The Mack Brown era began with a 42-35 victory by a Spike Dykes-coached Raider team, where a disputed onside kick helped a late Tech comeback in 1998. Chris Simms subbed for an injured Major Applewhite in the Longhorns' 29-17 victory in 2000. In 2002, the series began to take on a higher profile in the college football world. Texas was in position to grab its first-ever BCS bowl bid, but played the game riddled with injuries and eight freshmen on the field regularly. Texas Tech won, 42-38, knocking the No. 3 ranked Longhorns out of the national picture.
The Tech game of 2004 was a coming out party for Vince Young. After less than impressive performances against Oklahoma and Missouri, Young silenced all critics and began his magical ride as the Texas quarterback when he overwhelmed the Red Raiders in a 51-21 victory. In 2006, Colt McCoy would step into the folklore of the series, leading the Longhorns from a big deficit to a 35-31 victory.
He had done the same in 2008, bringing the No. 1 ranked Longhorns back from oblivion to a 33-32 lead with just 1:29 left to play, before Tech rallied and scored in the final seconds for a 39-33 victory.

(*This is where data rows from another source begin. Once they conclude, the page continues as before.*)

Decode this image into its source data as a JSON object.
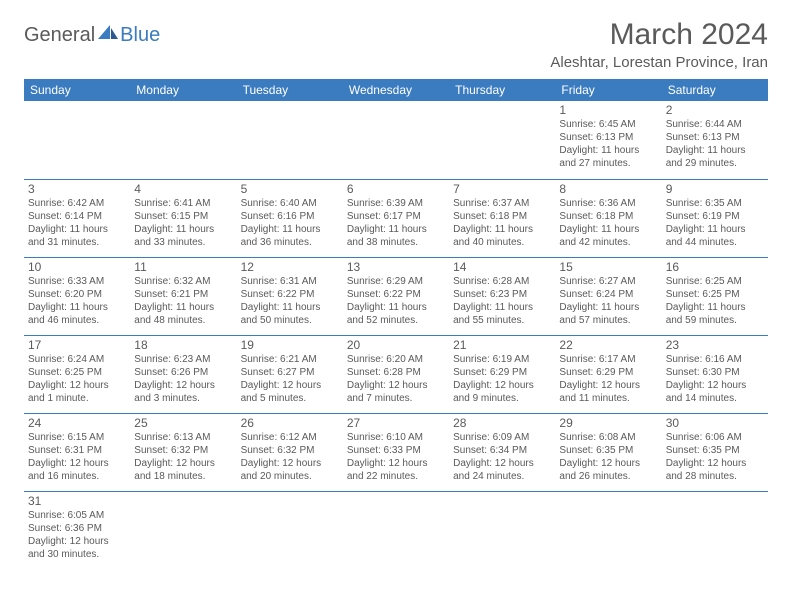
{
  "brand": {
    "general": "General",
    "blue": "Blue"
  },
  "title": "March 2024",
  "location": "Aleshtar, Lorestan Province, Iran",
  "colors": {
    "header_bg": "#3b7bbf",
    "header_text": "#ffffff",
    "text": "#5a5a5a",
    "border": "#3b7bbf",
    "background": "#ffffff"
  },
  "weekdays": [
    "Sunday",
    "Monday",
    "Tuesday",
    "Wednesday",
    "Thursday",
    "Friday",
    "Saturday"
  ],
  "weeks": [
    [
      null,
      null,
      null,
      null,
      null,
      {
        "day": "1",
        "sunrise": "Sunrise: 6:45 AM",
        "sunset": "Sunset: 6:13 PM",
        "daylight": "Daylight: 11 hours and 27 minutes."
      },
      {
        "day": "2",
        "sunrise": "Sunrise: 6:44 AM",
        "sunset": "Sunset: 6:13 PM",
        "daylight": "Daylight: 11 hours and 29 minutes."
      }
    ],
    [
      {
        "day": "3",
        "sunrise": "Sunrise: 6:42 AM",
        "sunset": "Sunset: 6:14 PM",
        "daylight": "Daylight: 11 hours and 31 minutes."
      },
      {
        "day": "4",
        "sunrise": "Sunrise: 6:41 AM",
        "sunset": "Sunset: 6:15 PM",
        "daylight": "Daylight: 11 hours and 33 minutes."
      },
      {
        "day": "5",
        "sunrise": "Sunrise: 6:40 AM",
        "sunset": "Sunset: 6:16 PM",
        "daylight": "Daylight: 11 hours and 36 minutes."
      },
      {
        "day": "6",
        "sunrise": "Sunrise: 6:39 AM",
        "sunset": "Sunset: 6:17 PM",
        "daylight": "Daylight: 11 hours and 38 minutes."
      },
      {
        "day": "7",
        "sunrise": "Sunrise: 6:37 AM",
        "sunset": "Sunset: 6:18 PM",
        "daylight": "Daylight: 11 hours and 40 minutes."
      },
      {
        "day": "8",
        "sunrise": "Sunrise: 6:36 AM",
        "sunset": "Sunset: 6:18 PM",
        "daylight": "Daylight: 11 hours and 42 minutes."
      },
      {
        "day": "9",
        "sunrise": "Sunrise: 6:35 AM",
        "sunset": "Sunset: 6:19 PM",
        "daylight": "Daylight: 11 hours and 44 minutes."
      }
    ],
    [
      {
        "day": "10",
        "sunrise": "Sunrise: 6:33 AM",
        "sunset": "Sunset: 6:20 PM",
        "daylight": "Daylight: 11 hours and 46 minutes."
      },
      {
        "day": "11",
        "sunrise": "Sunrise: 6:32 AM",
        "sunset": "Sunset: 6:21 PM",
        "daylight": "Daylight: 11 hours and 48 minutes."
      },
      {
        "day": "12",
        "sunrise": "Sunrise: 6:31 AM",
        "sunset": "Sunset: 6:22 PM",
        "daylight": "Daylight: 11 hours and 50 minutes."
      },
      {
        "day": "13",
        "sunrise": "Sunrise: 6:29 AM",
        "sunset": "Sunset: 6:22 PM",
        "daylight": "Daylight: 11 hours and 52 minutes."
      },
      {
        "day": "14",
        "sunrise": "Sunrise: 6:28 AM",
        "sunset": "Sunset: 6:23 PM",
        "daylight": "Daylight: 11 hours and 55 minutes."
      },
      {
        "day": "15",
        "sunrise": "Sunrise: 6:27 AM",
        "sunset": "Sunset: 6:24 PM",
        "daylight": "Daylight: 11 hours and 57 minutes."
      },
      {
        "day": "16",
        "sunrise": "Sunrise: 6:25 AM",
        "sunset": "Sunset: 6:25 PM",
        "daylight": "Daylight: 11 hours and 59 minutes."
      }
    ],
    [
      {
        "day": "17",
        "sunrise": "Sunrise: 6:24 AM",
        "sunset": "Sunset: 6:25 PM",
        "daylight": "Daylight: 12 hours and 1 minute."
      },
      {
        "day": "18",
        "sunrise": "Sunrise: 6:23 AM",
        "sunset": "Sunset: 6:26 PM",
        "daylight": "Daylight: 12 hours and 3 minutes."
      },
      {
        "day": "19",
        "sunrise": "Sunrise: 6:21 AM",
        "sunset": "Sunset: 6:27 PM",
        "daylight": "Daylight: 12 hours and 5 minutes."
      },
      {
        "day": "20",
        "sunrise": "Sunrise: 6:20 AM",
        "sunset": "Sunset: 6:28 PM",
        "daylight": "Daylight: 12 hours and 7 minutes."
      },
      {
        "day": "21",
        "sunrise": "Sunrise: 6:19 AM",
        "sunset": "Sunset: 6:29 PM",
        "daylight": "Daylight: 12 hours and 9 minutes."
      },
      {
        "day": "22",
        "sunrise": "Sunrise: 6:17 AM",
        "sunset": "Sunset: 6:29 PM",
        "daylight": "Daylight: 12 hours and 11 minutes."
      },
      {
        "day": "23",
        "sunrise": "Sunrise: 6:16 AM",
        "sunset": "Sunset: 6:30 PM",
        "daylight": "Daylight: 12 hours and 14 minutes."
      }
    ],
    [
      {
        "day": "24",
        "sunrise": "Sunrise: 6:15 AM",
        "sunset": "Sunset: 6:31 PM",
        "daylight": "Daylight: 12 hours and 16 minutes."
      },
      {
        "day": "25",
        "sunrise": "Sunrise: 6:13 AM",
        "sunset": "Sunset: 6:32 PM",
        "daylight": "Daylight: 12 hours and 18 minutes."
      },
      {
        "day": "26",
        "sunrise": "Sunrise: 6:12 AM",
        "sunset": "Sunset: 6:32 PM",
        "daylight": "Daylight: 12 hours and 20 minutes."
      },
      {
        "day": "27",
        "sunrise": "Sunrise: 6:10 AM",
        "sunset": "Sunset: 6:33 PM",
        "daylight": "Daylight: 12 hours and 22 minutes."
      },
      {
        "day": "28",
        "sunrise": "Sunrise: 6:09 AM",
        "sunset": "Sunset: 6:34 PM",
        "daylight": "Daylight: 12 hours and 24 minutes."
      },
      {
        "day": "29",
        "sunrise": "Sunrise: 6:08 AM",
        "sunset": "Sunset: 6:35 PM",
        "daylight": "Daylight: 12 hours and 26 minutes."
      },
      {
        "day": "30",
        "sunrise": "Sunrise: 6:06 AM",
        "sunset": "Sunset: 6:35 PM",
        "daylight": "Daylight: 12 hours and 28 minutes."
      }
    ],
    [
      {
        "day": "31",
        "sunrise": "Sunrise: 6:05 AM",
        "sunset": "Sunset: 6:36 PM",
        "daylight": "Daylight: 12 hours and 30 minutes."
      },
      null,
      null,
      null,
      null,
      null,
      null
    ]
  ]
}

What emerges from all of this is a spirited series that has, as I said, been about points and pay backs. In the more than 30 years since 1978, Texas holds a 9-7 edge. The three Longhorn losses in the Mack Brown era have seen the two teams score 249 points, with the Raider victory margins being 7, 4 and 6 points.
The magic of that final moment two years ago will forever live as perhaps the greatest single event in Texas Tech sports history. For Texas, it is a pain that cannot be erased -- a chance to play for a National Championship gone in the Lubbock winds. Now, new people, new folks and new images gather for the once-every-two-years experience.
If the past is any indication, this game will leave something for us all to remember. And only the keepers of the Triangle know what just now.